Import of Live Fish (England and Wales) Act 1980
- Parliament of the United Kingdom
- Long title: An Act to restrict the import, keeping or release of live fish or shellfish or the live eggs or milt of fish or shellfish of certain species.
- Citation: 1980 c. 27
- Territorial extent: England and Wales

Dates
- Royal assent: 15 May 1980
- Commencement: 15 May 1980

Other legislation
- Amended by: Fisheries Act 1981; Criminal Justice Act 1982; Countryside and Rights of Way Act 2000; Natural Environment and Rural Communities Act 2006; Aquatic Animal Health (England and Wales) Regulations 2009; Wales Act 2017;
- Relates to: Diseases of Fish Act 1937;

Status: Amended

Text of statute as originally enacted

Revised text of statute as amended

Text of the Import of Live Fish (England and Wales) Act 1980 as in force today (including any amendments) within the United Kingdom, from legislation.gov.uk.

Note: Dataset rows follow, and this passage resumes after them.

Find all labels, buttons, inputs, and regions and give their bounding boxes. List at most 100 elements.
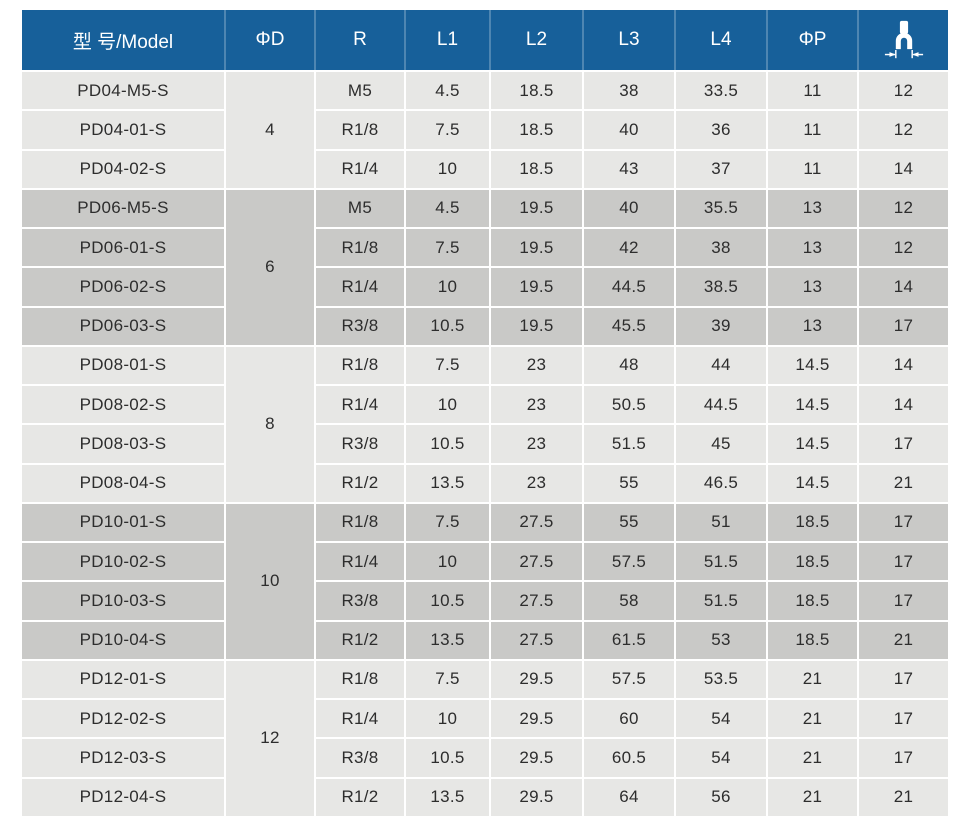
phi-d-merged-cell: 10: [225, 502, 316, 661]
wrench-size-cell: 17: [858, 502, 948, 544]
table-row: PD08-04-S R1/2 13.5 23 55 46.5 14.5 21: [22, 463, 948, 504]
r-cell: R1/4: [315, 542, 406, 583]
l4-cell: 45: [675, 424, 768, 465]
l3-cell: 40: [583, 110, 676, 151]
l4-cell: 38: [675, 228, 768, 269]
model-cell: PD10-03-S: [22, 581, 226, 622]
wrench-size-cell: 14: [858, 345, 948, 387]
wrench-size-cell: 12: [858, 71, 948, 112]
l3-cell: 57.5: [583, 542, 676, 583]
table-row: PD06-M5-S 6 M5 4.5 19.5 40 35.5 13 12: [22, 188, 948, 347]
l3-cell: 58: [583, 581, 676, 622]
model-cell: PD08-02-S: [22, 385, 226, 426]
model-cell: PD10-02-S: [22, 542, 226, 583]
l1-cell: 10: [405, 149, 491, 190]
l3-cell: 61.5: [583, 620, 676, 661]
r-cell: R3/8: [315, 306, 406, 347]
phi-p-cell: 11: [767, 149, 859, 190]
wrench-size-cell: 17: [858, 581, 948, 622]
l3-cell: 55: [583, 502, 676, 544]
model-cell: PD08-03-S: [22, 424, 226, 465]
model-cell: PD10-01-S: [22, 502, 226, 544]
r-cell: M5: [315, 71, 406, 112]
l1-cell: 10: [405, 267, 491, 308]
l1-cell: 10: [405, 542, 491, 583]
wrench-width-icon: [859, 10, 948, 70]
l2-cell: 19.5: [490, 306, 584, 347]
l2-cell: 19.5: [490, 267, 584, 308]
model-cell: PD06-03-S: [22, 306, 226, 347]
table-row: PD06-02-S R1/4 10 19.5 44.5 38.5 13 14: [22, 267, 948, 308]
l2-cell: 23: [490, 463, 584, 504]
l4-cell: 54: [675, 699, 768, 740]
model-cell: PD12-02-S: [22, 699, 226, 740]
column-header-r: R: [315, 10, 406, 72]
l1-cell: 10.5: [405, 424, 491, 465]
l4-cell: 36: [675, 110, 768, 151]
phi-p-cell: 18.5: [767, 542, 859, 583]
l1-cell: 10.5: [405, 738, 491, 779]
l3-cell: 55: [583, 463, 676, 504]
column-header-phi-d: ΦD: [225, 10, 316, 72]
l4-cell: 51: [675, 502, 768, 544]
phi-p-cell: 21: [767, 738, 859, 779]
l2-cell: 27.5: [490, 581, 584, 622]
wrench-size-cell: 21: [858, 463, 948, 504]
model-cell: PD12-04-S: [22, 777, 226, 818]
phi-p-cell: 21: [767, 777, 859, 818]
l2-cell: 23: [490, 345, 584, 387]
l2-cell: 27.5: [490, 502, 584, 544]
table-row: PD08-02-S R1/4 10 23 50.5 44.5 14.5 14: [22, 385, 948, 426]
l2-cell: 29.5: [490, 777, 584, 818]
wrench-size-cell: 12: [858, 228, 948, 269]
table-row: PD04-01-S R1/8 7.5 18.5 40 36 11 12: [22, 110, 948, 151]
l2-cell: 23: [490, 424, 584, 465]
l3-cell: 57.5: [583, 659, 676, 701]
phi-p-cell: 13: [767, 228, 859, 269]
r-cell: R1/8: [315, 228, 406, 269]
model-cell: PD12-03-S: [22, 738, 226, 779]
l2-cell: 18.5: [490, 71, 584, 112]
phi-d-merged-cell: 12: [225, 659, 316, 819]
spec-table-body: PD04-M5-S 4 M5 4.5 18.5 38 33.5 11 12 PD04-01-S R1…: [22, 71, 948, 819]
table-row: PD08-03-S R3/8 10.5 23 51.5 45 14.5 17: [22, 424, 948, 465]
table-row: PD12-04-S R1/2 13.5 29.5 64 56 21 21: [22, 777, 948, 818]
r-cell: R1/2: [315, 777, 406, 818]
l3-cell: 60.5: [583, 738, 676, 779]
l2-cell: 27.5: [490, 542, 584, 583]
model-cell: PD06-M5-S: [22, 188, 226, 230]
column-header-wrench-size: [858, 10, 948, 72]
table-row: PD10-01-S 10 R1/8 7.5 27.5 55 51 18.5 17: [22, 502, 948, 661]
table-row: PD06-01-S R1/8 7.5 19.5 42 38 13 12: [22, 228, 948, 269]
wrench-size-cell: 17: [858, 659, 948, 701]
r-cell: R3/8: [315, 581, 406, 622]
l4-cell: 37: [675, 149, 768, 190]
model-cell: PD06-01-S: [22, 228, 226, 269]
column-header-l1: L1: [405, 10, 491, 72]
table-row: PD06-03-S R3/8 10.5 19.5 45.5 39 13 17: [22, 306, 948, 347]
l3-cell: 45.5: [583, 306, 676, 347]
phi-p-cell: 11: [767, 71, 859, 112]
l3-cell: 42: [583, 228, 676, 269]
l4-cell: 54: [675, 738, 768, 779]
table-row: PD10-02-S R1/4 10 27.5 57.5 51.5 18.5 17: [22, 542, 948, 583]
l4-cell: 44: [675, 345, 768, 387]
wrench-size-cell: 17: [858, 542, 948, 583]
r-cell: R3/8: [315, 738, 406, 779]
r-cell: R3/8: [315, 424, 406, 465]
l2-cell: 29.5: [490, 659, 584, 701]
l1-cell: 13.5: [405, 463, 491, 504]
l2-cell: 18.5: [490, 149, 584, 190]
l3-cell: 64: [583, 777, 676, 818]
l4-cell: 53: [675, 620, 768, 661]
model-cell: PD06-02-S: [22, 267, 226, 308]
column-header-model: 型 号/Model: [22, 10, 226, 72]
r-cell: R1/4: [315, 385, 406, 426]
r-cell: R1/8: [315, 110, 406, 151]
column-header-l2: L2: [490, 10, 584, 72]
l1-cell: 7.5: [405, 659, 491, 701]
l1-cell: 4.5: [405, 188, 491, 230]
model-cell: PD10-04-S: [22, 620, 226, 661]
wrench-size-cell: 17: [858, 424, 948, 465]
wrench-size-cell: 14: [858, 149, 948, 190]
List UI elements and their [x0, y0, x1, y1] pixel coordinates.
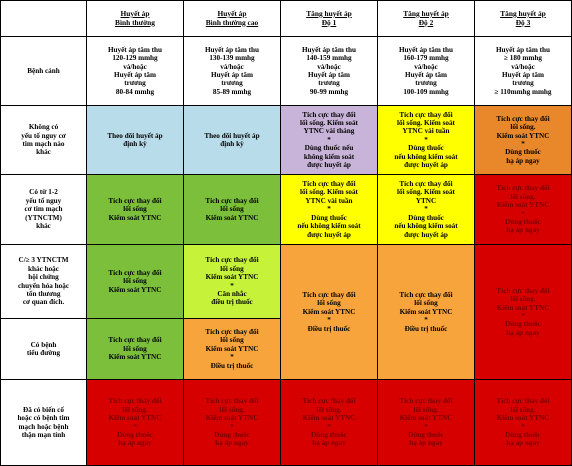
r2-grade1-cell: Tích cực thay đổi lối sống. Kiểm soát YT…: [280, 174, 378, 245]
row-no-risk-label: Không có yếu tố nguy cơ tim mạch nào khá…: [0, 105, 87, 175]
r34-grade2-cell: Tích cực thay đổi lối sống Kiểm soát YTN…: [377, 244, 475, 380]
r5-grade3-text: Tích cực thay đổi lối sống. Kiểm soát YT…: [496, 397, 550, 448]
r34-grade1-cell: Tích cực thay đổi lối sống Kiểm soát YTN…: [280, 244, 378, 380]
r5-high-normal-text: Tích cực thay đổi lối sống. Kiểm soát YT…: [205, 397, 259, 448]
criteria-high-normal-text: Huyết áp tâm thu 130-139 mmhg và/hoặc Hu…: [204, 45, 260, 96]
r34-grade2-text: Tích cực thay đổi lối sống Kiểm soát YTN…: [399, 290, 453, 333]
r5-grade1-text: Tích cực thay đổi lối sống. Kiểm soát YT…: [302, 397, 356, 448]
r2-high-normal-cell: Tích cực thay đổi lối sống Kiểm soát YTN…: [183, 174, 281, 245]
row-cvd-label-text: Đã có biến cố hoặc có bệnh tim mạch hoặc…: [17, 405, 70, 439]
r5-grade1-cell: Tích cực thay đổi lối sống. Kiểm soát YT…: [280, 379, 378, 466]
r3-normal-cell: Tích cực thay đổi lối sống Kiểm soát YTN…: [86, 244, 184, 319]
row-diabetes-label-text: Có bệnh tiểu đường: [26, 340, 61, 357]
criteria-grade1: Huyết áp tâm thu 140-159 mmhg và/hoặc Hu…: [280, 36, 378, 106]
header-grade3-text: Tăng huyết áp Độ 3: [500, 8, 546, 27]
header-grade3: Tăng huyết áp Độ 3: [474, 0, 572, 37]
r1-grade1-text: Tích cực thay đổi lối sống. Kiểm soát YT…: [300, 110, 358, 170]
r4-high-normal-text: Tích cực thay đổi lối sống Kiểm soát YTN…: [205, 327, 259, 370]
r2-grade3-text: Tích cực thay đổi lối sống. Kiểm soát YT…: [496, 184, 550, 235]
r1-high-normal-text: Theo dõi huyết áp định kỳ: [204, 131, 260, 148]
r1-normal-text: Theo dõi huyết áp định kỳ: [107, 131, 163, 148]
r34-grade1-text: Tích cực thay đổi lối sống Kiểm soát YTN…: [302, 290, 356, 333]
criteria-grade3-text: Huyết áp tâm thu ≥ 180 mmhg và/hoặc Huyế…: [494, 45, 552, 96]
header-empty-cell: [0, 0, 87, 37]
header-high-normal-bp: Huyết áp Bình thường cao: [183, 0, 281, 37]
r1-high-normal-cell: Theo dõi huyết áp định kỳ: [183, 105, 281, 175]
r4-normal-text: Tích cực thay đổi lối sống Kiểm soát YTN…: [108, 336, 162, 362]
r3-high-normal-cell: Tích cực thay đổi lối sống Kiểm soát YTN…: [183, 244, 281, 319]
r1-normal-cell: Theo dõi huyết áp định kỳ: [86, 105, 184, 175]
r5-high-normal-cell: Tích cực thay đổi lối sống. Kiểm soát YT…: [183, 379, 281, 466]
criteria-grade2: Huyết áp tâm thu 160-179 mmhg và/hoặc Hu…: [377, 36, 475, 106]
r1-grade2-cell: Tích cực thay đổi lối sống. Kiểm soát YT…: [377, 105, 475, 175]
criteria-grade1-text: Huyết áp tâm thu 140-159 mmhg và/hoặc Hu…: [301, 45, 357, 96]
header-grade2-text: Tăng huyết áp Độ 2: [403, 8, 449, 27]
row-3plus-risk-label: C/≥ 3 YTNCTM khác hoặc hội chứng chuyển …: [0, 244, 87, 319]
r2-normal-text: Tích cực thay đổi lối sống Kiểm soát YTN…: [108, 196, 162, 222]
row-1-2-risk-label: Có từ 1-2 yếu tố nguy cơ tim mạch (YTNCT…: [0, 174, 87, 245]
r5-normal-cell: Tích cực thay đổi lối sống. Kiểm soát YT…: [86, 379, 184, 466]
r4-high-normal-cell: Tích cực thay đổi lối sống Kiểm soát YTN…: [183, 318, 281, 380]
r3-high-normal-text: Tích cực thay đổi lối sống Kiểm soát YTN…: [205, 256, 259, 307]
r2-high-normal-text: Tích cực thay đổi lối sống Kiểm soát YTN…: [205, 196, 259, 222]
header-normal-bp: Huyết áp Bình thường: [86, 0, 184, 37]
r5-grade2-cell: Tích cực thay đổi lối sống. Kiểm soát YT…: [377, 379, 475, 466]
r1-grade1-cell: Tích cực thay đổi lối sống. Kiểm soát YT…: [280, 105, 378, 175]
criteria-high-normal: Huyết áp tâm thu 130-139 mmhg và/hoặc Hu…: [183, 36, 281, 106]
r2-grade3-cell: Tích cực thay đổi lối sống. Kiểm soát YT…: [474, 174, 572, 245]
header-grade2: Tăng huyết áp Độ 2: [377, 0, 475, 37]
r1-grade3-cell: Tích cực thay đổi lối sống. Kiểm soát YT…: [474, 105, 572, 175]
r2-grade1-text: Tích cực thay đổi lối sống. Kiểm soát YT…: [297, 180, 361, 239]
row-cvd-label: Đã có biến cố hoặc có bệnh tim mạch hoặc…: [0, 379, 87, 466]
r5-grade3-cell: Tích cực thay đổi lối sống. Kiểm soát YT…: [474, 379, 572, 466]
r3-normal-text: Tích cực thay đổi lối sống Kiểm soát YTN…: [108, 268, 162, 294]
criteria-label: Bệnh cảnh: [0, 36, 87, 106]
row-no-risk-label-text: Không có yếu tố nguy cơ tim mạch nào khá…: [21, 123, 66, 157]
r5-normal-text: Tích cực thay đổi lối sống. Kiểm soát YT…: [108, 397, 162, 448]
r2-grade2-text: Tích cực thay đổi lối sống. Kiểm soát YT…: [394, 180, 458, 239]
r5-grade2-text: Tích cực thay đổi lối sống. Kiểm soát YT…: [399, 397, 453, 448]
criteria-normal: Huyết áp tâm thu 120-129 mmhg và/hoặc Hu…: [86, 36, 184, 106]
header-normal-bp-text: Huyết áp Bình thường: [115, 8, 155, 27]
header-grade1-text: Tăng huyết áp Độ 1: [306, 8, 352, 27]
r4-normal-cell: Tích cực thay đổi lối sống Kiểm soát YTN…: [86, 318, 184, 380]
row-3plus-risk-label-text: C/≥ 3 YTNCTM khác hoặc hội chứng chuyển …: [17, 256, 70, 307]
criteria-label-text: Bệnh cảnh: [27, 66, 60, 75]
r34-grade3-cell: Tích cực thay đổi lối sống. Kiểm soát YT…: [474, 244, 572, 380]
header-high-normal-bp-text: Huyết áp Bình thường cao: [205, 8, 259, 27]
r34-grade3-text: Tích cực thay đổi lối sống. Kiểm soát YT…: [496, 286, 550, 337]
r2-grade2-cell: Tích cực thay đổi lối sống. Kiểm soát YT…: [377, 174, 475, 245]
r2-normal-cell: Tích cực thay đổi lối sống Kiểm soát YTN…: [86, 174, 184, 245]
criteria-grade2-text: Huyết áp tâm thu 160-179 mmhg và/hoặc Hu…: [398, 45, 454, 96]
r1-grade3-text: Tích cực thay đổi lối sống. Kiểm soát YT…: [496, 114, 550, 165]
row-1-2-risk-label-text: Có từ 1-2 yếu tố nguy cơ tim mạch (YTNCT…: [24, 188, 63, 231]
criteria-grade3: Huyết áp tâm thu ≥ 180 mmhg và/hoặc Huyế…: [474, 36, 572, 106]
header-grade1: Tăng huyết áp Độ 1: [280, 0, 378, 37]
criteria-normal-text: Huyết áp tâm thu 120-129 mmhg và/hoặc Hu…: [107, 45, 163, 96]
row-diabetes-label: Có bệnh tiểu đường: [0, 318, 87, 380]
r1-grade2-text: Tích cực thay đổi lối sống. Kiểm soát YT…: [394, 110, 458, 170]
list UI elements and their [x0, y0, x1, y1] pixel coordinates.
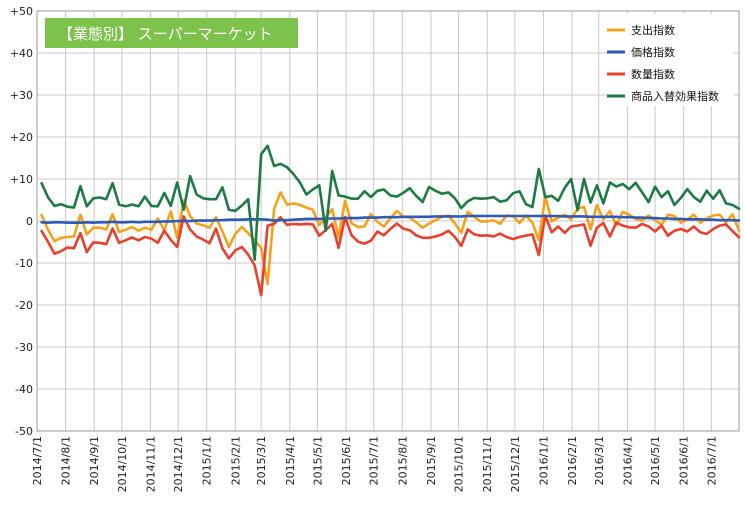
series-line [40, 214, 741, 297]
legend-label: 商品入替効果指数 [631, 89, 719, 103]
y-axis-ticks: +50 +40 +30 +20 +10 0 -10 -20 -30 -40 -50 [10, 5, 33, 438]
x-tick-label: 2015/11/1 [481, 436, 494, 492]
y-tick-label: -40 [15, 383, 33, 396]
x-tick-label: 2015/3/1 [255, 436, 268, 485]
x-tick-label: 2015/4/1 [284, 436, 297, 485]
x-tick-label: 2016/1/1 [537, 436, 550, 485]
legend-label: 数量指数 [631, 67, 675, 81]
x-tick-label: 2016/5/1 [649, 436, 662, 485]
series-line [40, 144, 741, 261]
legend-label: 価格指数 [631, 45, 675, 59]
x-tick-label: 2015/2/1 [229, 436, 242, 485]
x-tick-label: 2015/5/1 [311, 436, 324, 485]
chart-title-box: 【業態別】 スーパーマーケット [45, 18, 298, 48]
x-tick-label: 2015/6/1 [340, 436, 353, 485]
x-axis-ticks: 2014/7/1 2014/8/1 2014/9/1 2014/10/1 2014/11… [31, 436, 718, 492]
legend-label: 支出指数 [631, 23, 675, 37]
x-tick-label: 2016/6/1 [678, 436, 691, 485]
y-tick-label: -50 [15, 425, 33, 438]
x-tick-label: 2014/10/1 [116, 436, 129, 492]
x-tick-label: 2016/4/1 [621, 436, 634, 485]
y-tick-label: +20 [10, 131, 33, 144]
x-tick-label: 2015/1/1 [201, 436, 214, 485]
x-tick-label: 2015/10/1 [453, 436, 466, 492]
x-tick-label: 2014/11/1 [144, 436, 157, 492]
y-tick-label: -20 [15, 299, 33, 312]
chart-title: 【業態別】 スーパーマーケット [58, 25, 273, 43]
y-tick-label: +50 [10, 5, 33, 18]
series-line [40, 214, 741, 224]
y-tick-label: +10 [10, 173, 33, 186]
y-tick-label: -30 [15, 341, 33, 354]
x-tick-label: 2014/8/1 [60, 436, 73, 485]
x-tick-label: 2015/7/1 [368, 436, 381, 485]
x-tick-label: 2016/2/1 [566, 436, 579, 485]
y-tick-label: -10 [15, 257, 33, 270]
x-tick-label: 2015/9/1 [425, 436, 438, 485]
x-tick-label: 2015/8/1 [396, 436, 409, 485]
chart-title-background [45, 18, 298, 48]
x-tick-label: 2016/3/1 [593, 436, 606, 485]
y-tick-label: 0 [26, 215, 33, 228]
x-tick-label: 2014/12/1 [172, 436, 185, 492]
x-tick-label: 2014/9/1 [88, 436, 101, 485]
legend-background [607, 14, 734, 106]
y-tick-label: +40 [10, 47, 33, 60]
x-tick-label: 2016/7/1 [705, 436, 718, 485]
y-tick-label: +30 [10, 89, 33, 102]
series-lines [40, 144, 741, 297]
x-tick-label: 2015/12/1 [509, 436, 522, 492]
x-tick-label: 2014/7/1 [31, 436, 44, 485]
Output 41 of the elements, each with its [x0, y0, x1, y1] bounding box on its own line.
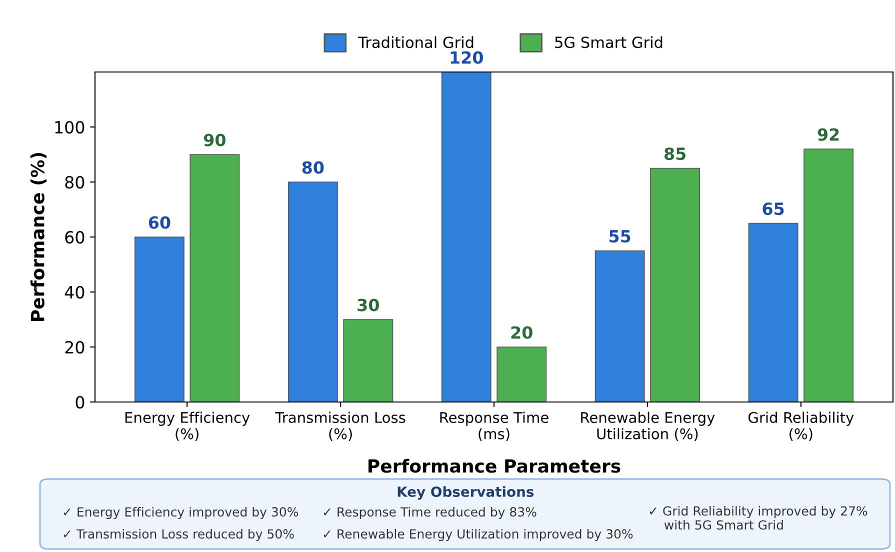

= Import of Live Fish (England and Wales) Act 1980 =

Act of the Parliament of the United Kingdom

The Import of Live Fish (England and Wales) Act 1980 (c. 27) is an act of the Parliament of the United Kingdom which controls the release of non-indigenous species of fish, affording protection to native species of fish within the boundaries of England and Wales.

== Provisions ==
The act enables the government to publish secondary legislation prohibiting or requiring licences for the import, keeping or release of live fish or fish eggs of non-native species.

The act specifies a number of exceptions to this for "ornamental fish".

The act specifies a number of invasive species in schedules to the act, but generally applies to all non-native species.

Not holding a licence or failing to comply with the licence requirements will result in a possible conviction and the destruction of the non-indigenous animals.